よくよく 展覧会名をみれば、副題に 「フィレンツェの富と美」 とあります。
この企画は 2011年から12年にかけ、フィレンツェ ストロッツィ宮で 好評だった 「マネー&ビューティ: 銀行家、ボッティチェリ、虚栄の篝火 (? the Bonfire of the Vanities)」という展覧会が下地となっています

日本では 画家 ボッティチェリ名が最初にきていて ボッティチェリ中心の展示かと思うが、 オリジナルの企画に沿って (メディチ家を始めとする)銀行家とそのお抱え画家だったボッティチェリを中心にフィレンツェの繁栄と衰退に焦点をあてた展覧会だったようです。

商業の発展に伴い、海外に出かけることは 命を懸けることだった当時
留守を預かる家族のために描かれた聖母子の絵の背景に 旅行中の夫と思われる姿が描かれています。
やはり死ぬこともあった出産を無事に終えた妻に出産祝いで贈られた見事な彫刻の彫られた盆も展示されています。
当時の上流階級の生活が窺える展示物が選ばれており、適切な説明書きがなされていた。

絵画の額装も当時のままの物での展示があって、その凝りようといったら。。。。
フィレンツェの発展に伴い 多くの人が贅沢品を手にして 自分の地位を誇ろうとする一方で、社会階層・地位が混じり合うことを嫌う勢力はたびたび贅多禁止令を出していたという。

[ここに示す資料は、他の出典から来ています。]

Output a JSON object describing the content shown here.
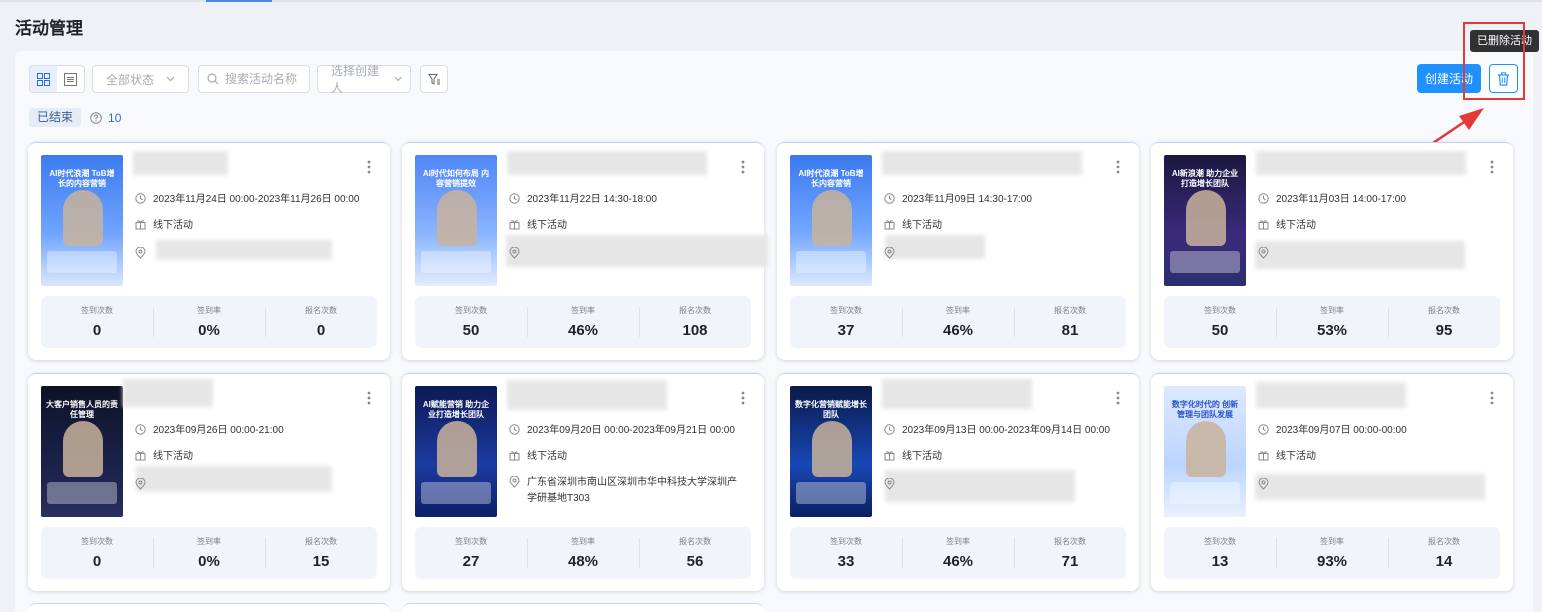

鏡を使って 裏面もみれるようにしていたり、ガラスでの作品を覆うことはなく台座で作品と距離をとっていた。
展示作品も ほどよい間隔で展示されていて、ストレスなく 鑑賞できた。

イヤホンガイドが 俳優 城田優さんの声だったので、凄く惹かれたが、次の予定があってのんびりと鑑賞できなかたので諦めた
これが、なかなか 好評のガイドのようだ。

もっと 時間の余裕をもっておくべきだったと 後悔するほど、満足の展覧会だった。

思わず かつて随分作品を追っかけていた 塩野七生さんの作品を思い出しました。

銀色のフィレンツェは まさに フィレンツェと メディチ家が舞台の歴史ミステリー小説
ボッティチェリに 絵画を発注するくだりが 画家も職業として発注主がなくては生活できないと 妙に納得したのがこの1冊
凄く印象深かったのを思い出します。